Let’s begin to check of those people who have married status.
total_obs<-nrow(brfss2013)
brfss2013%>%
group_by(marital)%>%
filter(marital!="NA")%>%
summarize(count=n(),percentage=n()*100/total_obs)## # A tibble: 6 × 3
## marital count percentage
## <fct> <int> <dbl>
## 1 Married 253329 51.5
## 2 Divorced 70376 14.3
## 3 Widowed 65745 13.4
## 4 Separated 10662 2.17
## 5 Never married 75070 15.3
## 6 A member of an unmarried couple 13173 2.68
We have noticed that around 51% of the respondents are married and 15% never married.
Now, we will take a look if those married people are more likely to have a child of maximum 9 than to those never married people. The data will group according to their marital status having a child of 9.
total_obs<-nrow(brfss2013)
brfss2013%>%
group_by(marital,children)%>%
filter(marital!="NA", children=="9")%>%
summarize(count=n(),percentage=n()*100/total_obs)## `summarise()` has grouped output by 'marital'. You can override using the
## `.groups` argument.
## # A tibble: 6 × 4
## # Groups: marital [6]
## marital children count percentage
## <fct> <int> <int> <dbl>
## 1 Married 9 29 0.00590
## 2 Divorced 9 2 0.000407
## 3 Widowed 9 2 0.000407
## 4 Separated 9 1 0.000203
## 5 Never married 9 8 0.00163
## 6 A member of an unmarried couple 9 1 0.000203
Graph
Mar<- brfss2013%>%
filter(marital == "Married",children=="9")
M<- nrow(Mar)
Div<-brfss2013%>%
filter(marital == "Divorced",children=="9")
D<- nrow(Div)
Wid<-brfss2013%>%
filter(marital == "Widowed",children=="9")
W<-nrow(Wid)
Sep<-brfss2013%>%
filter(marital == "Separated",children=="9")
S<-nrow(Sep)
Nev<-brfss2013%>%
filter(marital == "Never Married",children=="9")
N<-nrow(Nev)
Unm<-brfss2013%>%
filter(marital == "A member of an unmarried couple",children=="9")

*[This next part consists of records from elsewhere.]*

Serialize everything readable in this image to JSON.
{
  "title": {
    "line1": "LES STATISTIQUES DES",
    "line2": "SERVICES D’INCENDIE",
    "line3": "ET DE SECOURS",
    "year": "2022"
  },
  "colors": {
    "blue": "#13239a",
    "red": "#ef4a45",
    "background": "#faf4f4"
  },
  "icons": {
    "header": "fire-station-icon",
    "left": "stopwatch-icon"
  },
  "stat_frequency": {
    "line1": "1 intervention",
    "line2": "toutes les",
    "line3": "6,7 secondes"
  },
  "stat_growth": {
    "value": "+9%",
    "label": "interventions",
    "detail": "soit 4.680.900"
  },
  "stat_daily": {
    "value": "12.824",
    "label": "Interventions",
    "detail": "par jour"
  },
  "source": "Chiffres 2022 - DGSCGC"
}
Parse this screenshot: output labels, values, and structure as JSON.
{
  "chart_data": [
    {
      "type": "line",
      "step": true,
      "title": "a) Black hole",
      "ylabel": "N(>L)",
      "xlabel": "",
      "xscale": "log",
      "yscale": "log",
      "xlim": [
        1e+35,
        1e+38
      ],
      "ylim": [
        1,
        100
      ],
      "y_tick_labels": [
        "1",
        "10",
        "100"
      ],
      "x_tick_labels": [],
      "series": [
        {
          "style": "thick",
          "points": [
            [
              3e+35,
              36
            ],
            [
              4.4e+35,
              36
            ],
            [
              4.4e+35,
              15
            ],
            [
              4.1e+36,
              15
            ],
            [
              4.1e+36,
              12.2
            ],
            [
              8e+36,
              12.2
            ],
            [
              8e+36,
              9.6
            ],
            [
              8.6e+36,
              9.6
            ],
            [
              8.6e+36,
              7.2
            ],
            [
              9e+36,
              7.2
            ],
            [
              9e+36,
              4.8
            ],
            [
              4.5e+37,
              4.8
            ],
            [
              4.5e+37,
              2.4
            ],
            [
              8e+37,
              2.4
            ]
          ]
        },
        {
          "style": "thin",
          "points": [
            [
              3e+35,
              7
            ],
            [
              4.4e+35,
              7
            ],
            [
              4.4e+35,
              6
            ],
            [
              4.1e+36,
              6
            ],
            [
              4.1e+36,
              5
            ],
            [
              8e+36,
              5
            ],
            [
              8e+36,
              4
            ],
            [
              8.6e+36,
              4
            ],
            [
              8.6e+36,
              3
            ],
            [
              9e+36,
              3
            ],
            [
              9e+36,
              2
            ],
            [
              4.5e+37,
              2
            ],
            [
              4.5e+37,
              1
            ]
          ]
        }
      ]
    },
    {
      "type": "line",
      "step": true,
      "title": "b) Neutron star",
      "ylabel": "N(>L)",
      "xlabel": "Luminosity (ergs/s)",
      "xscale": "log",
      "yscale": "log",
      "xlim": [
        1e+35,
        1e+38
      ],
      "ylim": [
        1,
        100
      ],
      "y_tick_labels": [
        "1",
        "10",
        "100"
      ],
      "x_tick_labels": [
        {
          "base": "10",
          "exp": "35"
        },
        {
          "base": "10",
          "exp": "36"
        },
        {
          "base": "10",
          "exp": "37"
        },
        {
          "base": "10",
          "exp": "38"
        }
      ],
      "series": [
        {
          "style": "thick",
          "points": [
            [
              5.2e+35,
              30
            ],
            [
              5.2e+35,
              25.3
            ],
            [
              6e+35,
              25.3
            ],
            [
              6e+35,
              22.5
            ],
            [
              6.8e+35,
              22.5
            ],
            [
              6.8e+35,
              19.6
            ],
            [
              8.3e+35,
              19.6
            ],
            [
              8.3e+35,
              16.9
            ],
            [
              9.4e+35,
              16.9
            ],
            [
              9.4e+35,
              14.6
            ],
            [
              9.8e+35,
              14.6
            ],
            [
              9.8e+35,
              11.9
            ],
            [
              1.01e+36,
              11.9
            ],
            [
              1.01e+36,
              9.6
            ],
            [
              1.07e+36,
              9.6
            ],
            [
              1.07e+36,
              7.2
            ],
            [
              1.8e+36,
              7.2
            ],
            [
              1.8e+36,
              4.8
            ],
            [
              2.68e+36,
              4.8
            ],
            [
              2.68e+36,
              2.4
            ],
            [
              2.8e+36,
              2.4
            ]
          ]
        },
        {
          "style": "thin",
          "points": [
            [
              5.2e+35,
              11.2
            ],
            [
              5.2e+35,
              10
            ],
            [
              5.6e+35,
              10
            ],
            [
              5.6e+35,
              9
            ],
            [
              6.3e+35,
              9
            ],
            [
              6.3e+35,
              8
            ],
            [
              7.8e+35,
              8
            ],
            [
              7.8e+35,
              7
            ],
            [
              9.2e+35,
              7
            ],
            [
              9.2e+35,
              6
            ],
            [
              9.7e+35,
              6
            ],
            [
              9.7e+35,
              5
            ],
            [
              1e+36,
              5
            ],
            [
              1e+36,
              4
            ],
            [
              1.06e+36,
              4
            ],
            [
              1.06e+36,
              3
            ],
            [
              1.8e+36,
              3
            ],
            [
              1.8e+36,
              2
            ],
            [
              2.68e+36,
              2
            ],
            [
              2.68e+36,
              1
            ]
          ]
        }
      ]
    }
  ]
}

U<-nrow(Unm)x<- c(M,D,W,S,N,U)
labels <- c("Married","Divorced","Widowed","Separated","Nver Married","A member of an unmarried couple")pie(x, main = "People who have a child of maximum 9",col= rainbow (length(x)))
legend("bottomright", c("Married","Divorced","Widowed","Separated","Nver Married","A member of an unmarried couple"), cex = 0.5,
fill = rainbow(length(x)))Interpretation: In conclusion, people who never married that having a child of 9 only got a percentage of 0.16%. Thus, we can say that married people are more likely to have a child of maximum 9 with a percentage of 0.58% compared to those who never married.